En l’espèce, il ressort des éléments médicaux produits que M. [C] [B] est atteint de plaques pleurales après avoir été exposé à l’amiante.
Le certificat médical établi par son pneumologue, le docteur [K], le 28 octobre 2021, mentionne que son état de santé justifie une prise en charge au titre du tableau n° 30 des maladies professionnelles. Le compte rendu du scanner réalisé le 6 avril 2021 fait état d’infimes petites plaques pleurales postérieures bilatérales des gouttes costovertébrales.

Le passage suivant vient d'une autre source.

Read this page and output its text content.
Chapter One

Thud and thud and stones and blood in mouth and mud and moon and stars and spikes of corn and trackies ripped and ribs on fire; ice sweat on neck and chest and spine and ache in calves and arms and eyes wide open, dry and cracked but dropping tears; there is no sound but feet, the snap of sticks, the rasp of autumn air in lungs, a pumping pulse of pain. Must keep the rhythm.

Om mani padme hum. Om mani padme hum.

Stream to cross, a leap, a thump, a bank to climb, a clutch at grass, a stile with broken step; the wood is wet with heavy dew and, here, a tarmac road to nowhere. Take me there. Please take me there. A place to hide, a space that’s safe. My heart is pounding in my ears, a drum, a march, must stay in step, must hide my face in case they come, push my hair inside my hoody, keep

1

Le médecin conseil dans ses conclusions du 11 avril 2022 a confirmé la présence de plaques pleurales.
Enfin suivant certificat du 16 février 2023, le docteur [K], pneumologue, a confirmé que M. [C] [B] est porteur de plaques pleurales d’origine asbestosique.
Suivant son récapitulatif de carrière, M. [C] [B] a été salarié au sein de la société des produits [V] du 04/06/1965 au 31/10/1966, du 25 février 1968 au 31 décembre 1970 (société Normande d’huilerie) et du 01 janvier 1971 au 31 août 1986.
Au cours de l’enquête administrative réalisée par la caisse, l’employeur n’a pas pu être entendu dès lors que la société NV VANDEMOORTELE, ayant repris l’activité de la société des Produits [V], a été radiée le 30 novembre 2001.
M [C] [B] a été entendu et a indiqué qu’au cours de son activité d’ajusteur mécanicien au sein de la société des produits [V], il a été exposé à l’amiante lors de l’entretien des différentes machines et de la chaudière à vapeur. Il précise que les colonnes de la machine servant à fabriquer les bouteilles d’huile plastique étaient protégées de la chaleur par des gros cordons d’amiante qu’il était chargé d’enrouler.
Il ajoute qu’il était aussi chargé de l’entretien de la chaudière à vapeur et qu’il était amené à refaire les tampons de sécurité qui étaient en amiante ou à changer les joints de la tuyauterie qui contenait de l’amiante.
Il précise que lors des opérations de soudure, il utilisait des plaques d’amiante pour protéger l’environnement et ne pas endommager les pièces situées à proximité.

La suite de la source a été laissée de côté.